Her konuda kendine has yaklaşımlarıyla özgünlüğünü sürdüren ülkemizde, siyasetin izlediği yol gerçekten çok ilginç. Aslında bir ülkenin bütünsel yaklaşımları ile siyasi yaklaşımlarını birbirinden ayrı tutmak da mümkün olmuyor.
Kim ne derse desin, bir ülkede yolsuzluğa, haksızlığa ve eşsizliğe tahammül etme eğilimi fazlaysa, bu yaklaşımlar siyasete de yansıyor. Bunun istisnası, diktatörlükler, yani toplumun eğilimlerinin tamamen gözardı edildiği oluşumlar.
Türkiye'de ne yazık ki, bu tahammül sınırlarının genişliğinden dolayı, 'ok yaydan fırlamasına rağmen, hedefe ulaşamaz' bir konumda. Siyasi süreçler o denli 'kapalı kapılar ardında' gelişiyor ve siyasi kararlar o denli 'kamuoyu tarafından irdelenmeden' alınıyor ki, hangi çağda yaşadığımızı unutabiliyoruz. Varmak istediğimiz toplumsal ve ekonomik hedefleri çok iyi biliyoruz, ama ok hedefe giderken sürekli yalpalıyor.
Başkan Clinton'ın stajyeriyle yaşadığı ilişki ortaya çıktığında, bilmek bile istemediğimiz detaylar gözönüne serilmişti. Başsavcı, ABD halkının milyonlarca dolarını harcamak pahasına, 'gerçekten cereyan edenin' peşine düşmüştü. Belki, yöntem biraz fazla şeffaftı, ama kamuoyunun bu şeffaflığa ihtiyacı olduğu düşünülmüştü. Bu süreç sırasında, Clinton sade vatandaş olarak sorgulanmış ve oldukça zor saatler geçirmişti. Herkesin peşinde olduğu nokta, Clinton'a kimin destek verip vermediği değil, gerçekten ne olduğunun bilinmesi ve öğrenilmesi idi.

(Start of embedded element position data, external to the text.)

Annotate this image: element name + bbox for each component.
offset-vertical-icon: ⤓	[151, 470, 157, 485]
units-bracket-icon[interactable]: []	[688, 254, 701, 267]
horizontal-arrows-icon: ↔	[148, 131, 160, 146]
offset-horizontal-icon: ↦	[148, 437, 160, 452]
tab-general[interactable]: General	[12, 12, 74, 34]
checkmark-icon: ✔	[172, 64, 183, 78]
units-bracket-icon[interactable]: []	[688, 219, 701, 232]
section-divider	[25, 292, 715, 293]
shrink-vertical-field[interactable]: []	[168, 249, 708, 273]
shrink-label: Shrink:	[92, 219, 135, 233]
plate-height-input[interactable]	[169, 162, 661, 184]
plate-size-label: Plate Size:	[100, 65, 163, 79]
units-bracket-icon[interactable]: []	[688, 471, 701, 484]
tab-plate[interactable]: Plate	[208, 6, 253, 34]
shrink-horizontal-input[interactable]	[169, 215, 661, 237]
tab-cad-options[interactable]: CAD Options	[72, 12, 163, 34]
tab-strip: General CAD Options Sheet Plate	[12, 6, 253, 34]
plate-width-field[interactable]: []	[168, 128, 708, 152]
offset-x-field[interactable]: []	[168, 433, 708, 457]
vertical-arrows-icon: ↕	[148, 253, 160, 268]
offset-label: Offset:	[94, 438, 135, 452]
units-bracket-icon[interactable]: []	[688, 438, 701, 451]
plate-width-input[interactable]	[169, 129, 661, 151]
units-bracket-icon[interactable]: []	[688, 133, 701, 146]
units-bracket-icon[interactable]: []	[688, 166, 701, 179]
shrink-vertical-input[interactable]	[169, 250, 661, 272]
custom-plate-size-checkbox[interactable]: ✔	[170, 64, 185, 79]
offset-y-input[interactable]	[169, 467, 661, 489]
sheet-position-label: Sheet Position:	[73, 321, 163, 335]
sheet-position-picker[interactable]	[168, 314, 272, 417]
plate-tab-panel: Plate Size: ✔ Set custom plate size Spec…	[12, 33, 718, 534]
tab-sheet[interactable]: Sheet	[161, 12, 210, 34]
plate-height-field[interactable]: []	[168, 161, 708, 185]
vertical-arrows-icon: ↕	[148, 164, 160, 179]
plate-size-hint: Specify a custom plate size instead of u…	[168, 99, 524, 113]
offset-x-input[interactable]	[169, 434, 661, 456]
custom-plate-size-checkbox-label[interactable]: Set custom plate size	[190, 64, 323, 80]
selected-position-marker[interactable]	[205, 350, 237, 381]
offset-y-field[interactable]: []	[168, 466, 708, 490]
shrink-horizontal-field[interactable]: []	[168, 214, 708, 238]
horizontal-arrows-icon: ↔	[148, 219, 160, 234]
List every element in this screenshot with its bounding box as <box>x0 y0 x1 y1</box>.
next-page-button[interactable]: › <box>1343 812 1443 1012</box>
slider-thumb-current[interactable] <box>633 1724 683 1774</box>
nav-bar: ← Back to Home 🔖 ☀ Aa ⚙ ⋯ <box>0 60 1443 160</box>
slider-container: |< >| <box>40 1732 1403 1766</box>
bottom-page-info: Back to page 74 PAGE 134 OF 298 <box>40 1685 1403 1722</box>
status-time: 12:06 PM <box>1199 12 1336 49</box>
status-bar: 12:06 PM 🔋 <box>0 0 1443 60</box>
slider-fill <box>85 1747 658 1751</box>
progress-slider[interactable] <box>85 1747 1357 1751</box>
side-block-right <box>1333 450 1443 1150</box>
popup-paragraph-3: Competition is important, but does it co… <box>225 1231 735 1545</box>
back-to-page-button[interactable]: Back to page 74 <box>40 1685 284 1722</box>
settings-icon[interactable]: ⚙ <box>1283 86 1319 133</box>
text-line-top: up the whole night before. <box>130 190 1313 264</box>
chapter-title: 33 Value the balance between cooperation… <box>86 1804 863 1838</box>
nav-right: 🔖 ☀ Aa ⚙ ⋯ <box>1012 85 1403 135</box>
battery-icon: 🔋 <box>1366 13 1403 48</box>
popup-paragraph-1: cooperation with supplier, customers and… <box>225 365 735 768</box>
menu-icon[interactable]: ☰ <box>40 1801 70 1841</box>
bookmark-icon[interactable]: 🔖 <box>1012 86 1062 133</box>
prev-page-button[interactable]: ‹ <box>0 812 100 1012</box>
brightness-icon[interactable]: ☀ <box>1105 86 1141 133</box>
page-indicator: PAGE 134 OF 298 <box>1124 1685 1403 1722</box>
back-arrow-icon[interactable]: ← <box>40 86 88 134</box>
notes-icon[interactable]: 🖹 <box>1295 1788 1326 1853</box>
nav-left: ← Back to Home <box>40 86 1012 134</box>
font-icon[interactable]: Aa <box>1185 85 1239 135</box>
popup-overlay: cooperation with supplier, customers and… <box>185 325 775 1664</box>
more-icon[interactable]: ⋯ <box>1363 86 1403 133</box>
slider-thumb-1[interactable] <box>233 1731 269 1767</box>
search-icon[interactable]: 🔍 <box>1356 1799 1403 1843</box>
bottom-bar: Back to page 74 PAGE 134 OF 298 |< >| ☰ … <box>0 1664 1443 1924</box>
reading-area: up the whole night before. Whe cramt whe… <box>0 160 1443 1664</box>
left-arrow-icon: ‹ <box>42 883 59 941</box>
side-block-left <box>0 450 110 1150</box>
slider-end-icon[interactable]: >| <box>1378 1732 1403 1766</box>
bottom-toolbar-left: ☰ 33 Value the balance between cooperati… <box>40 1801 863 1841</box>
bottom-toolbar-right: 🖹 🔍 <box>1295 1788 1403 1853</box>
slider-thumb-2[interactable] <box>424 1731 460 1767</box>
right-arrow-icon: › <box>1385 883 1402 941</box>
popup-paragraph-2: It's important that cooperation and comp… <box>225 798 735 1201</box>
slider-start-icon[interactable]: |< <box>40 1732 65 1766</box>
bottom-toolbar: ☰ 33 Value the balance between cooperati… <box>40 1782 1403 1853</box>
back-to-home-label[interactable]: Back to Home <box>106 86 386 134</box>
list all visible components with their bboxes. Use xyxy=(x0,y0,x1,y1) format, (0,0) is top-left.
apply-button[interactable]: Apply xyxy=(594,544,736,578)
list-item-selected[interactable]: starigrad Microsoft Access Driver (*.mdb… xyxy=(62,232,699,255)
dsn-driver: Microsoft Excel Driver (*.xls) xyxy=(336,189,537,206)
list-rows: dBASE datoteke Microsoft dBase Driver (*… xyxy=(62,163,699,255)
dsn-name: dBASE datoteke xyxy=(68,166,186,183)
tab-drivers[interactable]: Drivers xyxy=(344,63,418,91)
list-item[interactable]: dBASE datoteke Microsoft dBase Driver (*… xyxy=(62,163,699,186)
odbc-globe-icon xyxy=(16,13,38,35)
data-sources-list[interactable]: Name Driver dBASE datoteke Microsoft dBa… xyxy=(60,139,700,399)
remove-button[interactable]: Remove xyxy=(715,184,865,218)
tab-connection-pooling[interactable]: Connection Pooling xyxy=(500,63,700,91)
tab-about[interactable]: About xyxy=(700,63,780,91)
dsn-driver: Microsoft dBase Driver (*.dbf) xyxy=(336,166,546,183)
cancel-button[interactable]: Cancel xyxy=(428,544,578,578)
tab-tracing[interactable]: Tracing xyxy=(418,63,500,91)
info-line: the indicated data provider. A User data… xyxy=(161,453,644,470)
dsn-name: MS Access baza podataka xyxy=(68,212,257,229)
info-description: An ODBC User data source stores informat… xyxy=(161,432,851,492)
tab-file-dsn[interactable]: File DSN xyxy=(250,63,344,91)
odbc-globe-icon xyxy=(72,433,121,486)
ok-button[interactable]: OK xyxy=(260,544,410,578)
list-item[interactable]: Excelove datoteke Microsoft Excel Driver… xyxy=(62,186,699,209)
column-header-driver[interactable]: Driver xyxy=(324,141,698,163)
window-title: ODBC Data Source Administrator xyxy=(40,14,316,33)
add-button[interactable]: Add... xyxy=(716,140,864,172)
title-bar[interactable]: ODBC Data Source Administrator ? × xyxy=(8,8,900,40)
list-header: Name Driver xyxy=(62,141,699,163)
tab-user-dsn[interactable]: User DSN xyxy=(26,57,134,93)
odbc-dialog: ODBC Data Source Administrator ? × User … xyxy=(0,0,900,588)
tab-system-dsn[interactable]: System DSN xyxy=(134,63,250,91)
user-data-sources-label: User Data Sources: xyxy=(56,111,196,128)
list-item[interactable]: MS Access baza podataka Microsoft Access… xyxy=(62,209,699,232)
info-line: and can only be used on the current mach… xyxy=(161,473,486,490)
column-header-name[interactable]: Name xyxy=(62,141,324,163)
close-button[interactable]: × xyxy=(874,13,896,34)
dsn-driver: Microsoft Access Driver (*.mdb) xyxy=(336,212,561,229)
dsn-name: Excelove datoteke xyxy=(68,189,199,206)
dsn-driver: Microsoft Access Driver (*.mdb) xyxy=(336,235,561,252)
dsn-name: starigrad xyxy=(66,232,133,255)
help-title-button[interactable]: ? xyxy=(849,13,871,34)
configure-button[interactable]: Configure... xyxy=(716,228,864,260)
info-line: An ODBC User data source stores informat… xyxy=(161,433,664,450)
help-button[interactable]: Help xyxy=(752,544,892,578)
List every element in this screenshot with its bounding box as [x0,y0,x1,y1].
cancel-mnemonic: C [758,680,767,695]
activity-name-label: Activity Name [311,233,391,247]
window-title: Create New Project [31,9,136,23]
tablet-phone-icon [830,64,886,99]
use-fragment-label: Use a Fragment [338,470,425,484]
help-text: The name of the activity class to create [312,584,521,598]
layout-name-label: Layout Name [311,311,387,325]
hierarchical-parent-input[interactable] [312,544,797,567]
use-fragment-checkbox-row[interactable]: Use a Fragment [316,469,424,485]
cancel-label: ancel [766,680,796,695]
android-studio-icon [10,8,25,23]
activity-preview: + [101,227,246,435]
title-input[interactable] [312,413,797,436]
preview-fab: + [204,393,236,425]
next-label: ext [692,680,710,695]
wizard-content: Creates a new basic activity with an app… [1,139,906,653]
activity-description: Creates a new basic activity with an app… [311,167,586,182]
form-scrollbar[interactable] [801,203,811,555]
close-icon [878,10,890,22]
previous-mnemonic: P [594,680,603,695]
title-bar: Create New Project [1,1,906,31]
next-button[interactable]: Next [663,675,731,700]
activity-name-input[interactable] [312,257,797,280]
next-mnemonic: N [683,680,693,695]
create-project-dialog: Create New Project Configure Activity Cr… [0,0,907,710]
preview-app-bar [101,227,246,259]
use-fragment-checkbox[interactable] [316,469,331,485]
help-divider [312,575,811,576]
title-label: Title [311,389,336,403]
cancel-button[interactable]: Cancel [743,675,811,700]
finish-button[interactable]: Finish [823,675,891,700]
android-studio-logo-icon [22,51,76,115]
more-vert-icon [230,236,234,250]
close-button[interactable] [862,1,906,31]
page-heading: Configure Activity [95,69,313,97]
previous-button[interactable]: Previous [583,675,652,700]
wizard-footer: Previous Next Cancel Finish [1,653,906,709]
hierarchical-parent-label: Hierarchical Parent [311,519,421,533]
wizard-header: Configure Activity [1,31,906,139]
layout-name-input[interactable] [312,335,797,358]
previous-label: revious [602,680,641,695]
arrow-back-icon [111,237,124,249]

Gelelim ülkemize. ANAP Genel Başkanı Mesut Yılmaz oldukça zor bir dönemden geçti. Önce soruşturma komisyonlarında 'karalandı', daha sonra da Meclis Genel Kurulu'nda 'aklandı.' Aynı verileri değerlendirmeye alan mantıklı kişilerin, aslında müspet veya menfi, aynı sonuca ulaşmaları gerekmez miydi? Peki o zaman, Sayın Yılmaz 'neden karalandı' ve sonra 'neden aklandı?' Sayın Yılmaz'la ilgili dosyaların içeriği değişmediğine göre, bu 'karalama, aklama' operasyonu, Türkiye'ye zaman kaybettiren 'lüzumsuz işler' kalemine altın harflerle yazılmaya hak kazandı.
Ancak, esas olan yine unutuldu, yine araştırılmadı, yine tartışılmadı. Hükümet ve istikrar paravanı arkasında, 'gerçeğin' peşinde kimse koşmadı. Yani, kimin hangi kulvara ne zaman dahil olması işe geliyorsa, partiler oylarını o doğrultuda kullandılar. Gerçeği, şeffaflığı seçmek yerine, ayak oyunları ile günü ve bu arada Hükümeti kurtardılar.
Türkiye bu gündeme mahkum mu? Bağımsız yargının görevini Meclis'den beklemek, doktora mimarlık yaptırmaya benziyor. Ve karalama, aklama dizinleriyle, yapay gündem sürüyor. Yanlış anlaşılmasın, yolsuzlukla mücadele yapay bir bir gündem maddesi değil, ancak mücadele yöntemi amaca uygun olmalı.
İlginçtir, Sayın Yılmaz'ın aklanması, Hükümet için bir yeşil ışık olarak algılanıyor. Ancak temiz bir sayfayla göreve başlayan bu Hükümet, kişisel çıkar tartışmaları ve yönetimsel kargaşadan dolayı, kamuoyunun nezdinde çok puan kaybediyor. Bu tablo, Hükümet'e ve Meclis'e hiç yakışmıyor. Nitekim 348 sandalyeli iktidar kanadında, 'kabul, çekimser katılmama' yoluyla 118 fire verilmesi, gözardı edilecek bir rakam değil. Ancak oylamada kimin, neye ve niçin kabul veya red verdiği de tartışılabilir.